User interaction data on the website (e.g., pages visited, time spent, search queries). User profiles (if available). Previous booking history. Data about the user's device and location. This data would ideally be stored and accessed through a CRM (Customer Relationship Management) system and the company's server logs.

  1. Data Exploration and Analysis:

We will perform exploratory data analysis (EDA) to understand patterns in the data. For example:

What are the most common user behaviors before booking a hotel? What are the common behaviors of users who visit but don't book? Are there any correlations between user characteristics and their likelihood to book a hotel?

  1. Modeling:

We will use machine learning algorithms to predict the likelihood of a user booking a hotel based on their behavior and profile. We may employ algorithms such as Logistic Regression, Decision Trees, or Random Forests. We can also consider more advanced techniques like XGBoost or Neural Networks.

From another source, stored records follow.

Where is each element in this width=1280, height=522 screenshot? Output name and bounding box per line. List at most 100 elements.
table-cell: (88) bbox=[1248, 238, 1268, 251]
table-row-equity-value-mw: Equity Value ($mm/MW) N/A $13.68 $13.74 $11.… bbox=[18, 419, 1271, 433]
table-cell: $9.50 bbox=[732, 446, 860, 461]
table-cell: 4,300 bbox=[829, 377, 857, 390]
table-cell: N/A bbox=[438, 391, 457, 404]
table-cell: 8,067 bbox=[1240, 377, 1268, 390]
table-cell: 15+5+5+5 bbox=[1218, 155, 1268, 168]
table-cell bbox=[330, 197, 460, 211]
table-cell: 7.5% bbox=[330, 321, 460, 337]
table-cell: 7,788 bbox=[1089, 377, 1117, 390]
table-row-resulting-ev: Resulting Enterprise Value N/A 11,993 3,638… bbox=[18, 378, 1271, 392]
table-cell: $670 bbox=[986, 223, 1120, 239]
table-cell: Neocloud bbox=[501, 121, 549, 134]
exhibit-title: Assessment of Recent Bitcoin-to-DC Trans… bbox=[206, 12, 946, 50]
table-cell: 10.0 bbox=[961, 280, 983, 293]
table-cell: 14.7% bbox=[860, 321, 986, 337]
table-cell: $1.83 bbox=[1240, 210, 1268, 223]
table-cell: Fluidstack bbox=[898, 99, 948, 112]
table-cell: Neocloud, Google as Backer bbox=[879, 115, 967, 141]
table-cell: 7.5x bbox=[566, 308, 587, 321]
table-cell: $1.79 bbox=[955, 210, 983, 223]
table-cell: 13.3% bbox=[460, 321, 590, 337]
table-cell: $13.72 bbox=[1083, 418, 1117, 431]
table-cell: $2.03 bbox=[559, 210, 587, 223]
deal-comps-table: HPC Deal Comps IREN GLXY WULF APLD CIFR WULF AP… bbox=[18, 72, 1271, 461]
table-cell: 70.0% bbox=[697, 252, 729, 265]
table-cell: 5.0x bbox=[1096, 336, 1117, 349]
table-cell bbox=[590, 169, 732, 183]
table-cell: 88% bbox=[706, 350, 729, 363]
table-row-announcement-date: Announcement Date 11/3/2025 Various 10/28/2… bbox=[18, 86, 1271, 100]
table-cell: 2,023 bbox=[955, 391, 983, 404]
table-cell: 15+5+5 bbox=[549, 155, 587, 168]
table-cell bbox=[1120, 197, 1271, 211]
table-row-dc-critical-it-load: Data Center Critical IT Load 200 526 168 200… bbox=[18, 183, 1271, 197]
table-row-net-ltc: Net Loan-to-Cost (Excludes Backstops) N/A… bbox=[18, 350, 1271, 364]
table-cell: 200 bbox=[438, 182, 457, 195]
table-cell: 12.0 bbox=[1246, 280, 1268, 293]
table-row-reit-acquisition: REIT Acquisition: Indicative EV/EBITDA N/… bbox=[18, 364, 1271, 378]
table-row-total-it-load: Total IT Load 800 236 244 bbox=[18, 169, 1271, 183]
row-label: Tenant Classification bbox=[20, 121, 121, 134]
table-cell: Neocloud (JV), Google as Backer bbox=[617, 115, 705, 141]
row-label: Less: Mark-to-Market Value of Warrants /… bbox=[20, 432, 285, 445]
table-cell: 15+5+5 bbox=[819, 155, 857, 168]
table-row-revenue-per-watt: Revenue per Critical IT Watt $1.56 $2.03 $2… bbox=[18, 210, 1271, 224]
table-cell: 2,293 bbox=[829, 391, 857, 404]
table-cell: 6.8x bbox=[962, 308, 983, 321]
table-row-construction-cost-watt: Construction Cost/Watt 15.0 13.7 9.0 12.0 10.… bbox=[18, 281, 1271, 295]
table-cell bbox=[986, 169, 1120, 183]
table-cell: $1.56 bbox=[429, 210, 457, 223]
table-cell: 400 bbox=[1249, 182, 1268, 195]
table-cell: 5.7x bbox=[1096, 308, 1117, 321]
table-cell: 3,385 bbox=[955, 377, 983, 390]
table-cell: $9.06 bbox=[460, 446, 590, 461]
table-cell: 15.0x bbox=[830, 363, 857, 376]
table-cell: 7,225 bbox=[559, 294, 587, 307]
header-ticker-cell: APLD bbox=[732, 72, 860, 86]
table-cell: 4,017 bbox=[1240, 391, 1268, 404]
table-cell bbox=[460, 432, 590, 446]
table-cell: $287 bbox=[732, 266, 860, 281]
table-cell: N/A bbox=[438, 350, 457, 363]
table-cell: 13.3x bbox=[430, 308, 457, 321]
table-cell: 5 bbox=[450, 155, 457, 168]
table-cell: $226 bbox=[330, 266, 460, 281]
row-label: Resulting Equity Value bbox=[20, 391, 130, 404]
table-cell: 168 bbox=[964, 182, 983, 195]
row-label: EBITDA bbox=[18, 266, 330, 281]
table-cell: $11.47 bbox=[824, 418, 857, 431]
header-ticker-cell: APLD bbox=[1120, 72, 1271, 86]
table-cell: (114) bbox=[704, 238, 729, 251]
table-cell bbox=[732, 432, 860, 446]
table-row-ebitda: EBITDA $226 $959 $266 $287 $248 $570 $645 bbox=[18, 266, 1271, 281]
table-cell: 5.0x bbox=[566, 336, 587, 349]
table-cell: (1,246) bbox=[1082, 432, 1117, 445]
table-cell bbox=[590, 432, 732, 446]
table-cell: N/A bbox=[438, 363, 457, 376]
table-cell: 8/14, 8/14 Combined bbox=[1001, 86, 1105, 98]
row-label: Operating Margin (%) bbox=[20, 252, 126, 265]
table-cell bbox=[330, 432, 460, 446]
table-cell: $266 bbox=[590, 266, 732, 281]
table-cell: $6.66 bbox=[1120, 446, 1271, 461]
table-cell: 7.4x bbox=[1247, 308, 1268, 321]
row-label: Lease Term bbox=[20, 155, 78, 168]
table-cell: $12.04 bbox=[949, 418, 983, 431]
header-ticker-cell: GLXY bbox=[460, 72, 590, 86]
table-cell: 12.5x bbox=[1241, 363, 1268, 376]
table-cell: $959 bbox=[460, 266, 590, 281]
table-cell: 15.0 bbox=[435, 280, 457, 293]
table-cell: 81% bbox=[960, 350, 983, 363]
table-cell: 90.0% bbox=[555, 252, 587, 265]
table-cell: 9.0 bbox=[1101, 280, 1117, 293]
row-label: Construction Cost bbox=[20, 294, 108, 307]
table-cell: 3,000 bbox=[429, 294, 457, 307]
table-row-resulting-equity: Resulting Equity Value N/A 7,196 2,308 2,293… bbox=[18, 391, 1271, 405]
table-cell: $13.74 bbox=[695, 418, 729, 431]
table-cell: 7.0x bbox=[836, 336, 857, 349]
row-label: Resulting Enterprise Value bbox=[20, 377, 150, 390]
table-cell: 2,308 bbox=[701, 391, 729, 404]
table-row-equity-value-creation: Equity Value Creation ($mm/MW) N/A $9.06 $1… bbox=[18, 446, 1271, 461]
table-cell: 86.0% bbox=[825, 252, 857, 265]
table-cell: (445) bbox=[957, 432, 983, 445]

  1. Building a Retargeting Strategy:

Based on the model's predictions, we will develop a strategy to retarget users who have high probabilities of booking but haven't done so yet. This could involve:

Personalized email marketing: Sending custom offers and recommendations based on user preferences. Display advertising: Showing personalized ads to these users when they visit other websites. Website personalization: Customizing the website experience for these users when they return.

  1. A/B Testing:

We should continuously test and optimize our retargeting strategy. We can do this by running A/B tests, where we change one variable (e.g., the email subject line) and see how it affects user behavior.

  1. Measurement and Evaluation:

Finally, we'll measure the effectiveness of our retargeting strategy by tracking key metrics like return rate, booking rate, and ROI. We'll also monitor the performance of our predictive model and update it as necessary.

  1. Implementation and Monitoring:

Once we have a retargeting strategy that works, we will roll it out to a larger audience and continuously monitor its performance to make necessary adjustments.